There is today an increasing demand from passengers to be able to communicate through mobile phones and other handheld terminals when travelling on trains, and also to be able to get access to the Internet with laptops, PDAs etc. However, train carriages are made of metal, and even the windows are normally covered with a metal film. Accordingly, train carriages are shielded compartments, and direct communication between terminal antennas within the carriages and externally located antennas is difficult to obtain. Further, with the new smartphones, and the way these are used, with e.g. continuously operating applications, many phones are active at all times, meaning that many handovers are required when the train moves. Even though this problem is common for all moving vehicles, it is especially pronounced for vehicles moving at high speed, such as trains.
To this end, train carriages are often provided with an external antenna connected to a repeater unit within the carriage, which in turn is connected to an internal antenna. Hence, the communication between the passengers' terminals and the operator antennas outside the trains occurs through the repeater unit. Similarly, it is known to provide a mobile access router for data communication, also connected both to an external antenna and an internal antenna, in each carriage, in order to provide Internet access on-board the train. Such mobile access router solutions are e.g. commercially available from the applicant of the present application, Icomera AB, of Gothenburg, Sweden.
However, today's systems are not entirely satisfactory. Trains often pass through areas with bad radio coverage, and the repeater units, nowadays handling both traditional voice communication and data communication, through e.g. 3G, are often unable to handle the required traffic. As a consequence, telephone conversations will often be disrupted and disconnected inadvertently.
Another drawback with today's systems is that there is a frequent need for upgrading of the systems, since the repeater units need to be able to handle all available frequency bands and be up to date with all new system requirements. This means that several units in each carriage frequently need to be replaced, which is a very costly procedure.
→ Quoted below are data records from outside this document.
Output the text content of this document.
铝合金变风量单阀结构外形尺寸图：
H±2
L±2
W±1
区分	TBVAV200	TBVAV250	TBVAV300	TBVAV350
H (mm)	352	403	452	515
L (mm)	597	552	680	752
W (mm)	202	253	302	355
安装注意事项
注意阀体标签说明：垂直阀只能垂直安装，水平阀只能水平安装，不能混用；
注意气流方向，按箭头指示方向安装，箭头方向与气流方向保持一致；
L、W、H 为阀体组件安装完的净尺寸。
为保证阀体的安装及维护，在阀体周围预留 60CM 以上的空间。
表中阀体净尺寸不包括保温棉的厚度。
It is also difficult to supervise the operation of the different components of the system, which leads to cumbersome and costly error detections etc in cases of malfunction. As a consequence, the operation performance is often deteriorated due to problems not being recognized. Malfunctioning repeaters also often deteriorate other communication equipment on-board a train, such as data communication equipment. Further, even properly functioning repeaters may deteriorate the performance of other communication equipment.
Another drawback with today's systems is that the repeater units and the mobile access router require a significant amount of space and power. Consequently, these units need to be placed in a separate cooled compartment on the train. Since both power and space is a scarce resource on-board a train, this significantly adds to the costs of using the known systems.
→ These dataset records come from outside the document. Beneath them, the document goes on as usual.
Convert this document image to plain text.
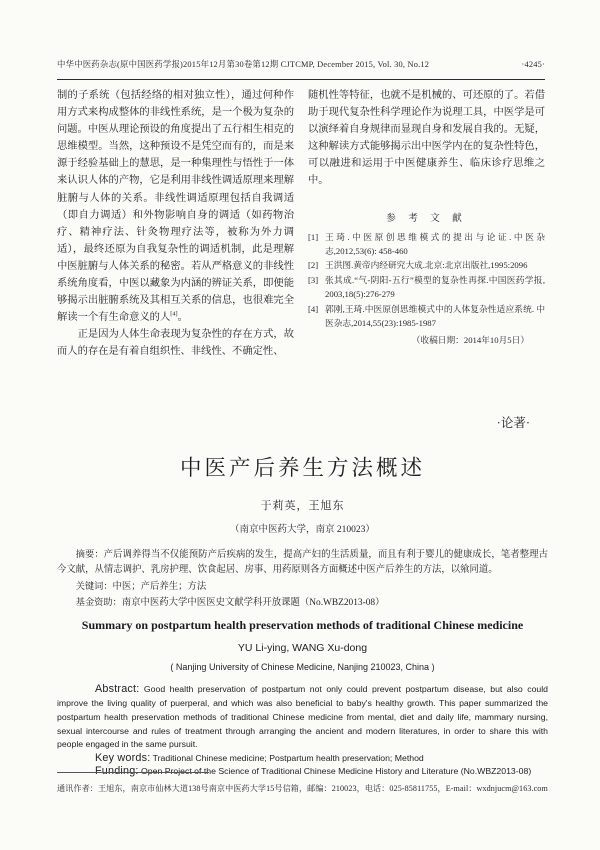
中华中医药杂志(原中国医药学报)2015年12月第30卷第12期 CJTCMP, December 2015, Vol. 30, No.12	·4245·

制的子系统（包括经络的相对独立性），通过何种作用方式来构成整体的非线性系统，是一个极为复杂的问题。中医从理论预设的角度提出了五行相生相克的思维模型。当然，这种预设不是凭空而有的，而是来源于经验基础上的慧思，是一种集理性与悟性于一体来认识人体的产物，它是利用非线性调适原理来理解脏腑与人体的关系。非线性调适原理包括自我调适（即自力调适）和外物影响自身的调适（如药物治疗、精神疗法、针灸物理疗法等，被称为外力调适），最终还原为自我复杂性的调适机制，此是理解中医脏腑与人体关系的秘密。若从严格意义的非线性系统角度看，中医以藏象为内涵的辨证关系，即便能够揭示出脏腑系统及其相互关系的信息，也很难完全解读一个有生命意义的人[4]。

正是因为人体生命表现为复杂性的存在方式，故而人的存在是有着自组织性、非线性、不确定性、

随机性等特征，也就不是机械的、可还原的了。若借助于现代复杂性科学理论作为说理工具，中医学是可以演绎着自身规律而显现自身和发展自我的。无疑，这种解读方式能够揭示出中医学内在的复杂性特色，可以融进和运用于中医健康养生、临床诊疗思维之中。

参 考 文 献
[1] 王琦.中医原创思维模式的提出与论证.中医杂志,2012,53(6): 458-460
[2] 王洪图.黄帝内经研究大成.北京:北京出版社,1995:2096
[3] 张其成.“气-阴阳-五行”模型的复杂性再探.中国医药学报, 2003,18(5):276-279
[4] 郭刚,王琦.中医原创思维模式中的人体复杂性适应系统. 中医杂志,2014,55(23):1985-1987
（收稿日期：2014年10月5日）
·论著·
中医产后养生方法概述
于莉英，王旭东
（南京中医药大学，南京 210023）

摘要：产后调养得当不仅能预防产后疾病的发生，提高产妇的生活质量，而且有利于婴儿的健康成长，笔者整理古今文献，从情志调护、乳房护理、饮食起居、房事、用药原则各方面概述中医产后养生的方法，以飨同道。

关键词：中医；产后养生；方法

基金资助：南京中医药大学中医医史文献学科开放课题（No.WBZ2013-08）

Summary on postpartum health preservation methods of traditional Chinese medicine
YU Li-ying, WANG Xu-dong
( Nanjing University of Chinese Medicine, Nanjing 210023, China )

Abstract: Good health preservation of postpartum not only could prevent postpartum disease, but also could improve the living quality of puerperal, and which was also beneficial to baby's healthy growth. This paper summarized the postpartum health preservation methods of traditional Chinese medicine from mental, diet and daily life, mammary nursing, sexual intercourse and rules of treatment through arranging the ancient and modern literatures, in order to share this with people engaged in the same pursuit.

Key words: Traditional Chinese medicine; Postpartum health preservation; Method

Funding: Open Project of the Science of Traditional Chinese Medicine History and Literature (No.WBZ2013-08)

通讯作者：王旭东，南京市仙林大道138号南京中医药大学15号信箱，邮编：210023，电话：025-85811755，E-mail：wxdnjucm@163.com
Still another drawback with today's systems is that is difficult or even impossible to implement new and more efficient transmission solutions, such as MIMO.
There is therefore a need for an improved train communication system which provides better capacity and/or lowers the overall costs of installing and maintaining the system. Even though the above discussion is focused on trains, similar situations and problems are encountered in many other types of moving passenger vehicles, such as buses, ships and airplanes.